Preventing erosion of your tooth enamel always starts with your diet. A few tips that will lead to healthy teeth free from enamel erosion include:

  1. Avoid Carbonated Drinks: Sodas are filled with high acidity levels, which will wear down the enamel on your teeth. Lowering your consumption of carbonated drinks is recommended, and if possible, drink these drinks through a straw so that the liquid doesn’t make contact with the teeth.
  2. Avoid Holding Acidic Drinks in Your Mouth: People will often swish acidic drinks in their mouth, and some people even hold the liquid in their mouth. Avoiding prolonged contact with these acidic drinks is recommended. Orange juice, which may be healthy, is also very acidic and should be limited whenever possible.
  3. Eat Cheese and Milk: If you eat something that is acidic, you can drink milk or eat cheese to help neutralize the acid. This can also be done with other non-acidic foods, but cheese will often cover the teeth and stick to it, helping to remove additional acid in the process.
  4. Wait to Brush Your Teeth: Your first instinct after eating or drinking something acidic may be to brush your teeth. And this makes sense because brushing helps remove substances from the teeth. The problem is that the acid makes the teeth soften, which when brushed actually damages the tooth enamel. So, it’s best to wait 30 – 60 minutes after eating or drinking something acidic before brushing.
  5. Brush with Fluoride: Fluoride is in many country’s water as an additive, and you’ll find countless fluoride toothpaste options in your local store. Brushing with fluoride will act as an extra barrier against acid erosion.
  6. Make Regular Dental Visits: Clean, healthy teeth are often better cared for when a person goes to the dentist regularly. A dental visit every 6 months will help you better protect your teeth from further erosion, too.
  7. Treat Disorders: Acid reflux, bulimia, GERD and alcoholism can attribute to the loss of tooth enamel. Treatment for these disorders will help you combat loss of tooth enamel.
  8. Chew Sugar-free Gum: Sugar-free gum may be the last thing on your mind, and in most cases, gum isn’t the best option for healthy teeth. But this doesn’t mean that gum is all bad. While sugar can be an enemy for your teeth, sugar-free gum has the benefit of increasing the amount of salvia in your mouth. Salvia helps wash away the acid on the teeth and actually contains key minerals which will strengthen your pearly whites.
  9. Rinse Your Mouth With Water: If you do have something acidic, rinse your mouth out with water afterwards. The water will help wash away some of the acid on the teeth, helping to further protect your teeth from enamel erosion.

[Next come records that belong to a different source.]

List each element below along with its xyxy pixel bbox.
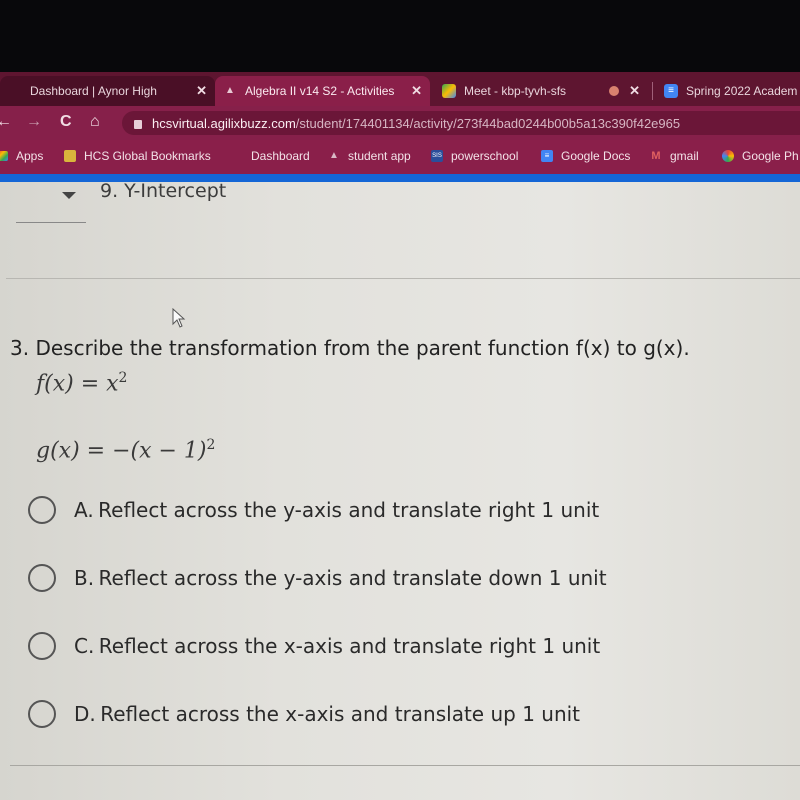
answer-option-b[interactable]: B. Reflect across the y-axis and transla… <box>28 564 607 592</box>
close-icon[interactable]: ✕ <box>629 83 640 99</box>
back-icon[interactable]: ← <box>0 113 12 131</box>
parent-function: f(x) = x2 <box>36 370 128 397</box>
radio-button[interactable] <box>28 564 56 592</box>
option-text: Reflect across the x-axis and translate … <box>98 634 601 658</box>
gmail-icon: M <box>651 150 661 162</box>
question-prompt: 3. Describe the transformation from the … <box>10 336 690 360</box>
mouse-cursor-icon <box>172 308 186 328</box>
buzz-logo-icon: ▲ <box>225 85 235 96</box>
forward-icon[interactable]: → <box>26 113 42 131</box>
option-letter: A. <box>74 498 94 522</box>
url-path: /student/174401134/activity/273f44bad024… <box>295 115 681 131</box>
buzz-logo-icon: ▲ <box>329 150 339 161</box>
bookmark-google-photos[interactable]: Google Ph <box>722 149 799 163</box>
radio-button[interactable] <box>28 496 56 524</box>
answer-option-d[interactable]: D. Reflect across the x-axis and transla… <box>28 700 580 728</box>
divider <box>10 765 800 766</box>
google-docs-icon: ≡ <box>541 150 553 162</box>
option-text: Reflect across the y-axis and translate … <box>98 498 600 522</box>
tab-title: Spring 2022 Academ <box>686 84 798 98</box>
recording-dot-icon <box>609 86 620 96</box>
tab-title: Dashboard | Aynor High <box>30 84 157 98</box>
address-toolbar: ← → C ⌂ hcsvirtual.agilixbuzz.com/studen… <box>0 106 800 140</box>
answer-option-c[interactable]: C. Reflect across the x-axis and transla… <box>28 632 600 660</box>
globe-icon <box>8 84 22 98</box>
lock-icon <box>134 119 142 129</box>
apps-grid-icon <box>0 151 8 161</box>
bookmark-google-docs[interactable]: ≡ Google Docs <box>541 149 630 163</box>
activity-page: 9. Y-Intercept 3. Describe the transform… <box>0 180 800 800</box>
home-icon[interactable]: ⌂ <box>90 113 100 131</box>
bookmark-student-app[interactable]: ▲ student app <box>328 149 411 163</box>
caret-down-icon[interactable] <box>62 192 76 199</box>
bookmark-gmail[interactable]: M gmail <box>650 149 698 163</box>
tab-dashboard[interactable]: Dashboard | Aynor High ✕ <box>0 76 215 106</box>
url-input[interactable]: hcsvirtual.agilixbuzz.com/student/174401… <box>122 111 800 135</box>
bookmark-dashboard[interactable]: Dashboard <box>251 149 310 163</box>
tab-title: Meet - kbp-tyvh-sfs <box>464 84 567 98</box>
divider <box>6 278 800 279</box>
tab-meet[interactable]: Meet - kbp-tyvh-sfs ✕ <box>434 76 648 106</box>
google-docs-icon: ≡ <box>664 84 678 98</box>
option-letter: D. <box>74 702 96 726</box>
meet-icon <box>442 84 456 98</box>
tab-spring-2022[interactable]: ≡ Spring 2022 Academ <box>656 76 800 106</box>
option-text: Reflect across the y-axis and translate … <box>98 566 607 590</box>
google-photos-icon <box>722 150 734 162</box>
close-icon[interactable]: ✕ <box>411 83 422 99</box>
answer-option-a[interactable]: A. Reflect across the y-axis and transla… <box>28 496 599 524</box>
question-number: 3. <box>10 336 30 360</box>
bookmark-powerschool[interactable]: SIS powerschool <box>431 149 518 163</box>
tab-bar: Dashboard | Aynor High ✕ ▲ Algebra II v1… <box>0 72 800 106</box>
radio-button[interactable] <box>28 700 56 728</box>
bookmark-apps[interactable]: Apps <box>0 149 43 163</box>
reload-icon[interactable]: C <box>60 113 72 131</box>
powerschool-sis-icon: SIS <box>431 150 443 162</box>
option-letter: C. <box>74 634 95 658</box>
close-icon[interactable]: ✕ <box>196 83 207 99</box>
folder-icon <box>64 150 76 162</box>
radio-button[interactable] <box>28 632 56 660</box>
tab-algebra[interactable]: ▲ Algebra II v14 S2 - Activities ✕ <box>215 76 430 106</box>
previous-question-item[interactable]: 9. Y-Intercept <box>100 180 226 202</box>
option-text: Reflect across the x-axis and translate … <box>100 702 581 726</box>
tab-divider <box>652 82 653 100</box>
divider <box>16 222 86 223</box>
tab-title: Algebra II v14 S2 - Activities <box>245 84 395 98</box>
url-host: hcsvirtual.agilixbuzz.com <box>152 115 296 131</box>
transformed-function: g(x) = −(x − 1)2 <box>36 437 216 464</box>
question-text: Describe the transformation from the par… <box>35 336 690 360</box>
option-letter: B. <box>74 566 95 590</box>
bookmarks-bar: Apps HCS Global Bookmarks Dashboard ▲ st… <box>0 140 800 174</box>
screen-bezel <box>0 0 800 72</box>
bookmark-hcs-global[interactable]: HCS Global Bookmarks <box>64 149 211 163</box>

Of course, you should also be brushing daily. If you drink soda before bed, the acid will be able to remain in the mouth for hours, slowly destroying the strongest substance in your body. Daily brushes, at least two, will allow you to remove food particles, plaque and acid from the teeth, which will further ensure strong, healthy tooth enamel.

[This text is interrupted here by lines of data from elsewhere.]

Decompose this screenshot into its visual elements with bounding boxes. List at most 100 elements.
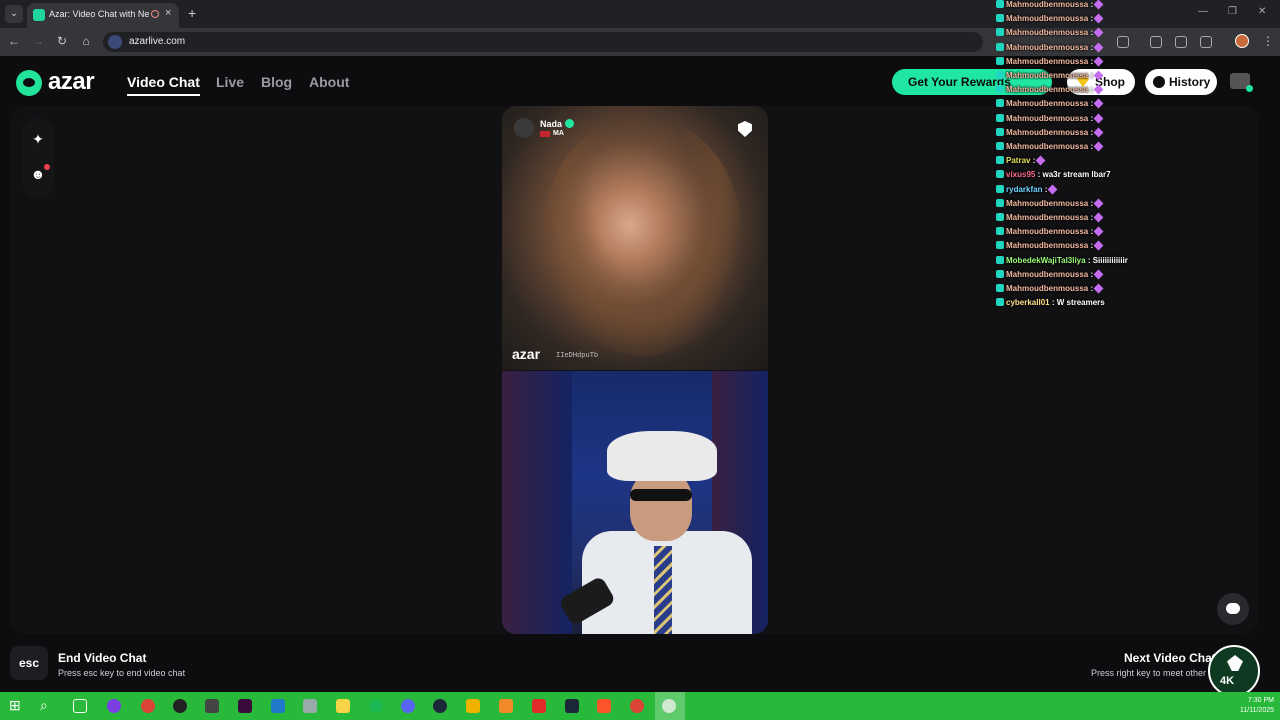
chat-username: Mahmoudbenmoussa bbox=[1006, 28, 1089, 38]
chat-emote-icon bbox=[1035, 155, 1046, 166]
chat-username: Patrav bbox=[1006, 156, 1031, 166]
chat-line: rydarkfan : bbox=[996, 184, 1058, 199]
spotify-icon[interactable] bbox=[369, 699, 383, 713]
peer-avatar[interactable] bbox=[514, 118, 534, 138]
chat-line: MobedekWajiTal3liya : Siiiiiiiiiiiir bbox=[996, 255, 1128, 270]
vegas-icon[interactable] bbox=[238, 699, 252, 713]
app-a-icon[interactable] bbox=[499, 699, 513, 713]
chat-line: Mahmoudbenmoussa : bbox=[996, 283, 1104, 298]
azar-favicon-icon bbox=[33, 9, 45, 21]
chat-line: Mahmoudbenmoussa : bbox=[996, 113, 1104, 128]
chat-emote-icon bbox=[1093, 269, 1104, 280]
profile-avatar[interactable] bbox=[1235, 34, 1249, 48]
extensions-icon[interactable] bbox=[1117, 36, 1129, 48]
chat-username: Mahmoudbenmoussa bbox=[1006, 142, 1089, 151]
watermark-id: IIeDHdpuTb bbox=[556, 351, 599, 359]
chat-badge-icon bbox=[996, 241, 1004, 250]
chat-bubble-button[interactable] bbox=[1217, 593, 1249, 625]
reload-icon[interactable]: ↻ bbox=[54, 34, 70, 48]
maximize-button[interactable]: ❐ bbox=[1228, 6, 1237, 17]
disk-icon[interactable] bbox=[303, 699, 317, 713]
chat-message: : bbox=[1090, 14, 1094, 24]
back-icon[interactable]: ← bbox=[6, 34, 22, 48]
chat-username: Mahmoudbenmoussa bbox=[1006, 56, 1089, 66]
browser-menu-icon[interactable]: ⋮ bbox=[1262, 34, 1274, 48]
key-icon[interactable] bbox=[1175, 36, 1187, 48]
esc-key-hint[interactable]: esc bbox=[10, 646, 48, 680]
browser-tab[interactable]: Azar: Video Chat with New × bbox=[27, 3, 179, 28]
azar-logo-text[interactable]: azar bbox=[48, 68, 95, 96]
tab-close-icon[interactable]: × bbox=[165, 7, 171, 19]
history-button[interactable]: History bbox=[1145, 69, 1217, 95]
nav-blog[interactable]: Blog bbox=[261, 74, 292, 90]
nav-about[interactable]: About bbox=[309, 74, 349, 90]
tab-list-button[interactable]: ⌄ bbox=[5, 5, 23, 23]
brave-icon[interactable] bbox=[597, 699, 611, 713]
chat-username: Mahmoudbenmoussa bbox=[1006, 71, 1089, 80]
chat-message: : bbox=[1090, 241, 1094, 251]
azar-app-icon[interactable] bbox=[662, 699, 676, 713]
side-tools-panel: ✦ ☻ bbox=[22, 118, 54, 198]
nav-live[interactable]: Live bbox=[216, 74, 244, 90]
chat-username: Mahmoudbenmoussa bbox=[1006, 198, 1089, 208]
chat-username: Mahmoudbenmoussa bbox=[1006, 99, 1089, 109]
azar-logo-icon[interactable] bbox=[16, 70, 42, 96]
address-bar[interactable]: azarlive.com bbox=[103, 32, 983, 52]
taskbar-clock[interactable]: 7:30 PM 11/11/2025 bbox=[1238, 696, 1274, 716]
url-text: azarlive.com bbox=[129, 36, 186, 47]
chat-badge-icon bbox=[996, 56, 1004, 65]
close-window-button[interactable]: ✕ bbox=[1258, 6, 1266, 17]
curtain-left bbox=[502, 371, 572, 634]
photos-icon[interactable] bbox=[271, 699, 285, 713]
chat-line: Mahmoudbenmoussa : bbox=[996, 141, 1104, 156]
chat-emote-icon bbox=[1093, 98, 1104, 109]
search-icon[interactable]: ⌕ bbox=[40, 697, 48, 714]
chat-emote-icon bbox=[1093, 283, 1104, 294]
sparkle-icon[interactable]: ✦ bbox=[30, 131, 46, 147]
windows-taskbar: ⊞ ⌕ bbox=[0, 692, 1280, 720]
chat-emote-icon bbox=[1093, 127, 1104, 138]
site-info-icon[interactable] bbox=[108, 35, 122, 49]
chat-message: : Siiiiiiiiiiiir bbox=[1087, 255, 1128, 265]
app-circle-icon[interactable] bbox=[107, 699, 121, 713]
obs-icon[interactable] bbox=[173, 699, 187, 713]
user-avatar[interactable] bbox=[1230, 73, 1253, 92]
chat-emote-icon bbox=[1093, 212, 1104, 223]
steam-icon[interactable] bbox=[433, 699, 447, 713]
chat-emote-icon bbox=[1093, 56, 1104, 67]
new-tab-button[interactable]: + bbox=[188, 5, 196, 21]
capcut-icon[interactable] bbox=[205, 699, 219, 713]
chat-badge-icon bbox=[996, 269, 1004, 278]
steam-alt-icon[interactable] bbox=[565, 699, 579, 713]
chrome-icon[interactable] bbox=[141, 699, 155, 713]
sticky-notes-icon[interactable] bbox=[466, 699, 480, 713]
tab-title: Azar: Video Chat with New bbox=[49, 9, 149, 19]
task-view-icon[interactable] bbox=[73, 699, 87, 713]
start-icon[interactable]: ⊞ bbox=[9, 697, 21, 714]
minimize-button[interactable]: — bbox=[1198, 6, 1208, 17]
chat-line: Mahmoudbenmoussa : bbox=[996, 269, 1104, 284]
chat-username: Mahmoudbenmoussa bbox=[1006, 0, 1089, 9]
chat-emote-icon bbox=[1093, 0, 1104, 10]
end-chat-title[interactable]: End Video Chat bbox=[58, 651, 146, 665]
next-chat-title[interactable]: Next Video Chat bbox=[1124, 651, 1216, 665]
chat-emote-icon bbox=[1093, 84, 1104, 95]
chat-badge-icon bbox=[996, 28, 1004, 37]
report-shield-icon[interactable] bbox=[738, 121, 752, 137]
discord-icon[interactable] bbox=[401, 699, 415, 713]
notification-dot bbox=[44, 164, 50, 170]
self-face bbox=[630, 471, 692, 541]
chat-username: rydarkfan bbox=[1006, 184, 1043, 194]
forward-icon[interactable]: → bbox=[30, 34, 46, 48]
chat-username: Mahmoudbenmoussa bbox=[1006, 227, 1089, 237]
cast-icon[interactable] bbox=[1150, 36, 1162, 48]
app-b-icon[interactable] bbox=[532, 699, 546, 713]
chat-line: Mahmoudbenmoussa : bbox=[996, 198, 1104, 213]
home-icon[interactable]: ⌂ bbox=[78, 34, 94, 48]
self-glasses bbox=[630, 489, 692, 501]
nav-video-chat[interactable]: Video Chat bbox=[127, 74, 200, 96]
chat-badge-icon bbox=[996, 85, 1004, 94]
chrome-alt-icon[interactable] bbox=[630, 699, 644, 713]
file-explorer-icon[interactable] bbox=[336, 699, 350, 713]
history-icon[interactable] bbox=[1200, 36, 1212, 48]
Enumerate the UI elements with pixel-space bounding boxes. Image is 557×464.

Dentists can only do so much in the case of enamel erosion. Tooth bonding may be an option and will help protect a damaged tooth. Teeth that are discolored, chipped or worn will also be protected with bonding.

The entire outer shell of the tooth can be lost, and in this case, the tooth will have a higher risk of decay and cavities. A crown may be placed on these teeth to protect them from any further damage.